Eu estava em um encontro de pais, quando um deles se levantou para compartilhar algo. “Eu tenho raiva do meu filho”, ele disse, “pois ele tem coisas que eu nunca tive. Ele tem um quarto só dele e uma cama, e brinquedos que eu mesmo nunca tive a chance de ter quando era criança. Cada vez que ele faz birra ou chora porque quer algo, eu explodo por dentro. Ele deveria ser grato! Ele deveria perceber tudo o que tem! Sinto raiva da ingratidão do meu filho”.
Muitos de nós vamos dar aos nossos filhos tudo o que não tivemos – mais amor, mais presença, mais carinho – e nossos filhos, naturalmente, terão momentos de ingratidão. Afinal, eles só sabem o que têm, não o que sofremos na nossa própria infância. Nosso papel é passar adiante menos traumas do que recebemos. Se fizermos isso já fizemos a nossa parte. Criar os filhos não é a parte difícil, mas lidar com nossos próprios traumas e gatilhos no processo de criar um filho.
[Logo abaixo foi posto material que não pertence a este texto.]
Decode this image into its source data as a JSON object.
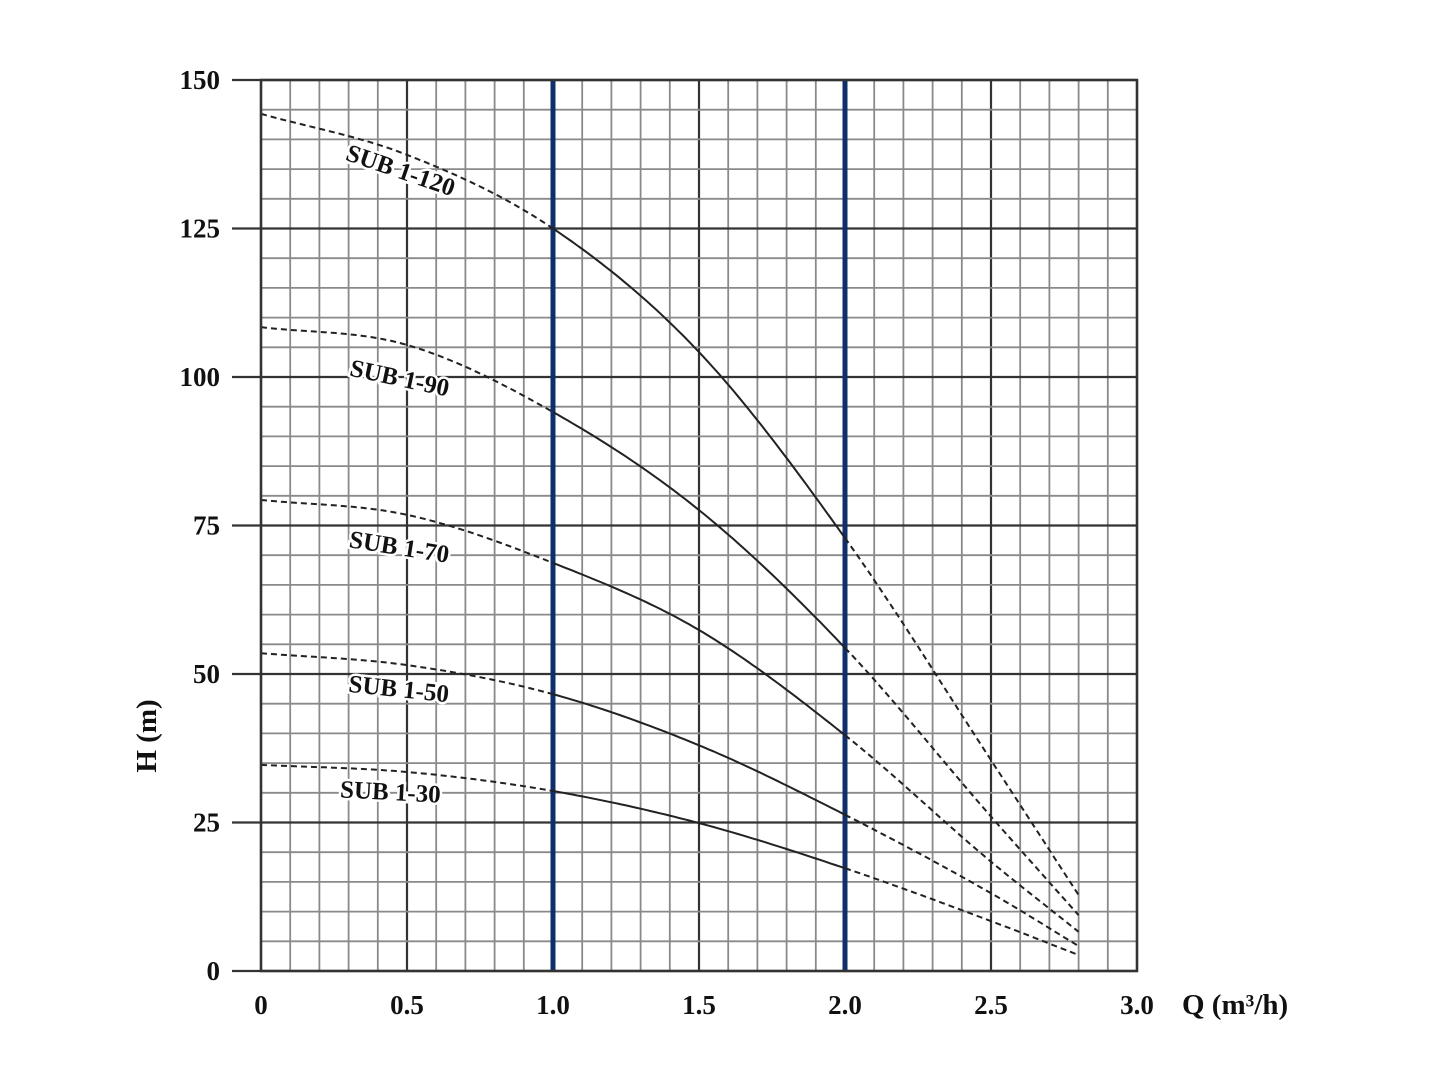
{
  "chart_data": {
    "type": "line",
    "title": "",
    "xlabel": "Q (m³/h)",
    "ylabel": "H (m)",
    "xlim": [
      0,
      3.0
    ],
    "ylim": [
      0,
      150
    ],
    "x_ticks": [
      "0",
      "0.5",
      "1.0",
      "1.5",
      "2.0",
      "2.5",
      "3.0"
    ],
    "y_ticks": [
      "0",
      "25",
      "50",
      "75",
      "100",
      "125",
      "150"
    ],
    "grid": true,
    "grid_minor_x_step": 0.1,
    "grid_minor_y_step": 5,
    "highlight_x": [
      1.0,
      2.0
    ],
    "highlight_color": "#0f2f6b",
    "solid_range": [
      1.0,
      2.0
    ],
    "line_color": "#222222",
    "x": [
      0,
      0.5,
      1.0,
      1.5,
      2.0,
      2.5,
      2.8
    ],
    "series": [
      {
        "name": "SUB 1-120",
        "values": [
          144.3,
          137.4,
          125.0,
          104.2,
          72.9,
          35.5,
          12.8
        ]
      },
      {
        "name": "SUB 1-90",
        "values": [
          108.4,
          105.4,
          94.1,
          77.6,
          54.4,
          26.0,
          9.4
        ]
      },
      {
        "name": "SUB 1-70",
        "values": [
          79.3,
          76.8,
          68.7,
          57.4,
          39.7,
          18.4,
          6.6
        ]
      },
      {
        "name": "SUB 1-50",
        "values": [
          53.5,
          51.5,
          46.6,
          38.0,
          26.3,
          13.1,
          4.2
        ]
      },
      {
        "name": "SUB 1-30",
        "values": [
          34.7,
          33.5,
          30.3,
          24.9,
          17.3,
          8.4,
          2.7
        ]
      }
    ]
  }
}
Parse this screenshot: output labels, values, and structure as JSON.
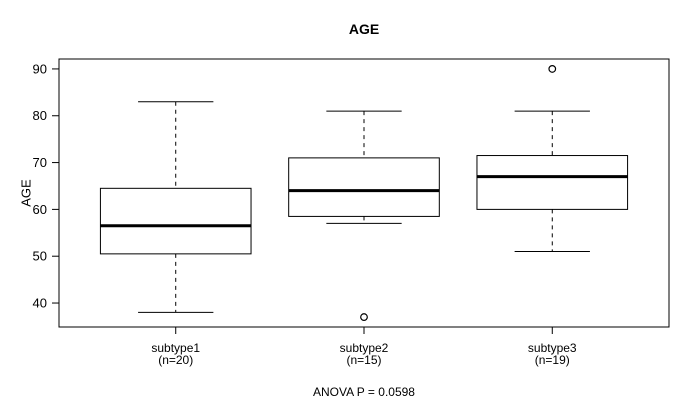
{
  "colors": {
    "line": "#000000",
    "median": "#000000",
    "box_fill": "#ffffff",
    "background": "#ffffff"
  },
  "chart_data": {
    "type": "boxplot",
    "title": "AGE",
    "xlabel": "",
    "ylabel": "AGE",
    "caption": "ANOVA P = 0.0598",
    "ylim": [
      34.88,
      92.12
    ],
    "yticks": [
      40,
      50,
      60,
      70,
      80,
      90
    ],
    "grid": false,
    "legend_position": "none",
    "groups": [
      {
        "label": "subtype1",
        "sublabel": "(n=20)",
        "whisker_low": 38,
        "q1": 50.5,
        "median": 56.5,
        "q3": 64.5,
        "whisker_high": 83,
        "outliers": []
      },
      {
        "label": "subtype2",
        "sublabel": "(n=15)",
        "whisker_low": 57,
        "q1": 58.5,
        "median": 64,
        "q3": 71,
        "whisker_high": 81,
        "outliers": [
          37
        ]
      },
      {
        "label": "subtype3",
        "sublabel": "(n=19)",
        "whisker_low": 51,
        "q1": 60,
        "median": 67,
        "q3": 71.5,
        "whisker_high": 81,
        "outliers": [
          90
        ]
      }
    ]
  }
}
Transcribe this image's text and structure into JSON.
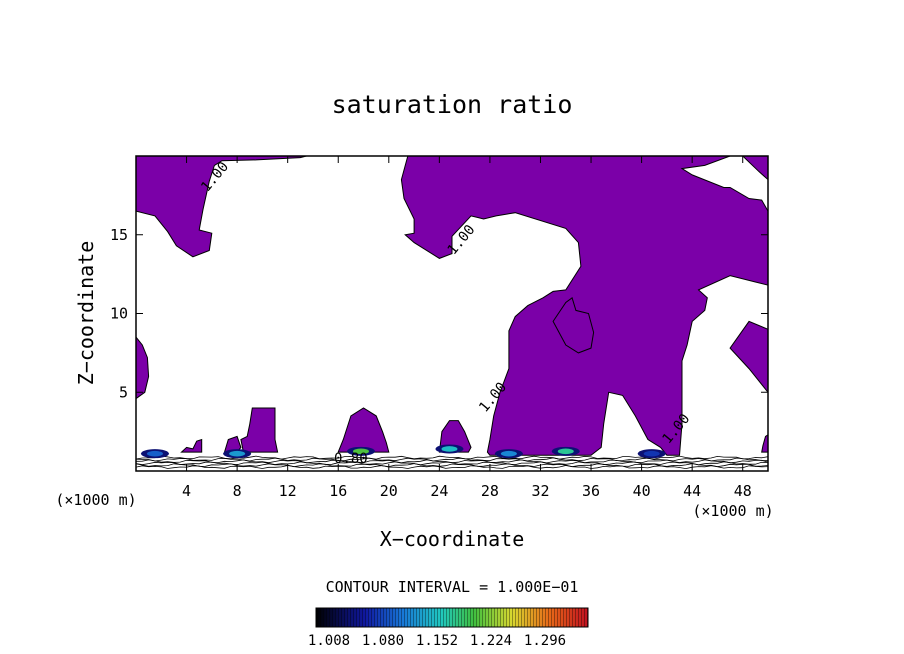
{
  "chart_data": {
    "type": "contour",
    "title": "saturation ratio",
    "xlabel": "X−coordinate",
    "ylabel": "Z−coordinate",
    "x_unit_left": "(×1000 m)",
    "x_unit_right": "(×1000 m)",
    "xlim": [
      0,
      50
    ],
    "ylim": [
      0,
      20
    ],
    "x_ticks": [
      4,
      8,
      12,
      16,
      20,
      24,
      28,
      32,
      36,
      40,
      44,
      48
    ],
    "y_ticks": [
      5,
      10,
      15
    ],
    "contour_interval_text": "CONTOUR INTERVAL = 1.000E−01",
    "fill_color": "#7b00a8",
    "colorbar": {
      "labels": [
        "1.008",
        "1.080",
        "1.152",
        "1.224",
        "1.296"
      ],
      "min": 1.008,
      "max": 1.332
    },
    "contour_labels": [
      {
        "text": "1.00",
        "x": 6.5,
        "y": 18.5
      },
      {
        "text": "1.00",
        "x": 26.0,
        "y": 14.5
      },
      {
        "text": "1.00",
        "x": 28.5,
        "y": 4.5
      },
      {
        "text": "1.00",
        "x": 43.0,
        "y": 2.5
      },
      {
        "text": "0.80",
        "x": 17.0,
        "y": 0.5
      }
    ],
    "supersaturated_regions": [
      [
        [
          0,
          20
        ],
        [
          0,
          16.5
        ],
        [
          1.5,
          16.2
        ],
        [
          2.5,
          15.2
        ],
        [
          3.2,
          14.3
        ],
        [
          4.5,
          13.6
        ],
        [
          5.8,
          14.0
        ],
        [
          6.0,
          15.1
        ],
        [
          5.0,
          15.3
        ],
        [
          5.3,
          16.6
        ],
        [
          5.8,
          18.4
        ],
        [
          6.2,
          19.4
        ],
        [
          6.8,
          19.7
        ],
        [
          9.5,
          19.75
        ],
        [
          13.0,
          19.9
        ],
        [
          13.5,
          20
        ]
      ],
      [
        [
          0,
          8.5
        ],
        [
          0.5,
          8.0
        ],
        [
          0.9,
          7.2
        ],
        [
          1.0,
          6.0
        ],
        [
          0.7,
          5.0
        ],
        [
          0,
          4.6
        ]
      ],
      [
        [
          21.5,
          20
        ],
        [
          21.0,
          18.5
        ],
        [
          21.2,
          17.3
        ],
        [
          22.0,
          16.0
        ],
        [
          22.0,
          15.1
        ],
        [
          21.3,
          15.0
        ],
        [
          22.0,
          14.5
        ],
        [
          24.0,
          13.5
        ],
        [
          25.0,
          13.8
        ],
        [
          25.0,
          14.9
        ],
        [
          26.5,
          16.2
        ],
        [
          27.0,
          16.1
        ],
        [
          27.5,
          16.0
        ],
        [
          28.5,
          16.2
        ],
        [
          30.0,
          16.4
        ],
        [
          34.0,
          15.4
        ],
        [
          35.0,
          14.5
        ],
        [
          35.2,
          13.0
        ],
        [
          34.0,
          11.5
        ],
        [
          33.0,
          11.4
        ],
        [
          32.2,
          11.0
        ],
        [
          31.0,
          10.5
        ],
        [
          30.0,
          9.8
        ],
        [
          29.5,
          8.9
        ],
        [
          29.5,
          6.5
        ],
        [
          28.8,
          5.0
        ],
        [
          28.3,
          3.5
        ],
        [
          28.0,
          2.0
        ],
        [
          27.8,
          1.2
        ],
        [
          28.0,
          1.0
        ],
        [
          36.0,
          1.0
        ],
        [
          36.8,
          1.5
        ],
        [
          37.0,
          3.0
        ],
        [
          37.2,
          4.0
        ],
        [
          37.4,
          5.0
        ],
        [
          38.5,
          4.8
        ],
        [
          39.5,
          3.5
        ],
        [
          40.5,
          2.0
        ],
        [
          41.5,
          1.5
        ],
        [
          42.0,
          1.0
        ],
        [
          43.0,
          1.0
        ],
        [
          43.2,
          3.0
        ],
        [
          43.2,
          7.0
        ],
        [
          43.6,
          8.0
        ],
        [
          44.0,
          9.5
        ],
        [
          45.0,
          10.2
        ],
        [
          45.2,
          11.0
        ],
        [
          44.5,
          11.5
        ],
        [
          47.0,
          12.4
        ],
        [
          49.0,
          12.0
        ],
        [
          50,
          11.8
        ],
        [
          50,
          16.5
        ],
        [
          49.5,
          17.2
        ],
        [
          48.5,
          17.3
        ],
        [
          47.0,
          18.0
        ],
        [
          46.5,
          18.0
        ],
        [
          44.0,
          18.8
        ],
        [
          43.2,
          19.2
        ],
        [
          45.0,
          19.4
        ],
        [
          47.0,
          20
        ]
      ],
      [
        [
          48.0,
          20
        ],
        [
          49.3,
          19.0
        ],
        [
          50,
          18.5
        ],
        [
          50,
          20
        ]
      ],
      [
        [
          47.0,
          7.8
        ],
        [
          48.5,
          6.5
        ],
        [
          50,
          5.0
        ],
        [
          50,
          9.0
        ],
        [
          48.5,
          9.5
        ]
      ],
      [
        [
          34.8,
          10.2
        ],
        [
          34.5,
          11.0
        ],
        [
          34.0,
          10.7
        ],
        [
          33.0,
          9.5
        ],
        [
          34.0,
          8.0
        ],
        [
          35.0,
          7.5
        ],
        [
          36.0,
          7.8
        ],
        [
          36.2,
          8.8
        ],
        [
          35.8,
          10.0
        ]
      ],
      [
        [
          8.5,
          1.2
        ],
        [
          8.3,
          2.0
        ],
        [
          8.8,
          2.2
        ],
        [
          9.0,
          3.0
        ],
        [
          9.2,
          4.0
        ],
        [
          10.0,
          4.0
        ],
        [
          11.0,
          4.0
        ],
        [
          11.0,
          2.0
        ],
        [
          11.2,
          1.2
        ]
      ],
      [
        [
          7.0,
          1.2
        ],
        [
          7.3,
          2.0
        ],
        [
          8.0,
          2.2
        ],
        [
          8.3,
          1.5
        ],
        [
          8.0,
          1.2
        ]
      ],
      [
        [
          3.6,
          1.2
        ],
        [
          4.0,
          1.5
        ],
        [
          4.5,
          1.4
        ],
        [
          4.8,
          1.9
        ],
        [
          5.2,
          2.0
        ],
        [
          5.2,
          1.2
        ]
      ],
      [
        [
          16.0,
          1.2
        ],
        [
          16.4,
          2.0
        ],
        [
          17.0,
          3.5
        ],
        [
          18.0,
          4.0
        ],
        [
          19.0,
          3.5
        ],
        [
          19.5,
          2.5
        ],
        [
          19.8,
          1.8
        ],
        [
          20.0,
          1.2
        ]
      ],
      [
        [
          24.0,
          1.2
        ],
        [
          24.2,
          2.5
        ],
        [
          24.8,
          3.2
        ],
        [
          25.5,
          3.2
        ],
        [
          26.0,
          2.5
        ],
        [
          26.5,
          1.5
        ],
        [
          26.3,
          1.2
        ]
      ],
      [
        [
          49.5,
          1.2
        ],
        [
          50,
          1.2
        ],
        [
          50,
          2.3
        ],
        [
          49.8,
          2.2
        ],
        [
          49.6,
          1.6
        ]
      ]
    ],
    "high_value_blobs": [
      {
        "x": 1.5,
        "y": 1.1,
        "value": 1.1
      },
      {
        "x": 8.0,
        "y": 1.1,
        "value": 1.13
      },
      {
        "x": 17.8,
        "y": 1.25,
        "value": 1.2
      },
      {
        "x": 24.8,
        "y": 1.4,
        "value": 1.15
      },
      {
        "x": 29.5,
        "y": 1.1,
        "value": 1.12
      },
      {
        "x": 34.0,
        "y": 1.25,
        "value": 1.17
      },
      {
        "x": 40.8,
        "y": 1.1,
        "value": 1.08
      }
    ]
  }
}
Numa quarta-feira qualquer, marquei um cinema com minha filha Anita. Achei que estava com a agenda livre, mas logo percebi que tinha duas reuniões naquela tarde. Quando cancelei o cinema com minha filha, naturalmente ela ficou triste. “Poxa vida, papai!”, ela disse. E isso foi o bastante para uma raiva explodir dentro de mim. Comecei a dizer que ela não sabia o quanto era sortuda e que ela tinha tudo e que deveria ser mais agradecida, e quanto mais eu falava mais exaltado ficava e minha filha mais triste e assustada.

Até que parei, respirei fundo e pedi desculpas. “Anita, me desculpa. Minha mãe nunca teve tempo pra ir ao cinema comigo em uma quarta-feira à tarde. No fundo quero que você seja grata só por essa possibilidade. Quando falho com você, sinto raiva das vezes que falharam comigo quando eu era criança. Mas é só meu trauma, nada a ver com você. Me desculpa, filha”. Ela correu até mim chorando e me abraçou. “Que bom que
você explicou, pai. Eu não estava entendendo nada”. Ela não estava entendendo nada. Nenhuma criança entende quando seu pai explode. Tudo bem nos confundirmos, desmarcarmos um cinema, mas não está tudo bem explodir com nossos filhos.
“Nosso papel é passar adiante menos traumas do que recebemos.”
Nossos filhos não pediram para nascer. Tudo o que um filho pede, na verdade, é amor pleno e incondicional. Qualquer interação menos do que plenamente amorosa é o que chamamos de criação de trauma. Se recebemos abandono, palmada, desamor, castigo, agressão e violência, este é um incêndio que veio queimando de geração em geração. O pai que tem a coragem de olhar para as chamas e dizer “Não mais”, apaga o incêndio, traz finalmente paz aos antepassados e prosperidade para seus descendentes. São gerações e gerações, para o passado e para o futuro, esperando que alguém consiga acertar as coisas. E espero que a nossa geração esteja à altura dessa missão.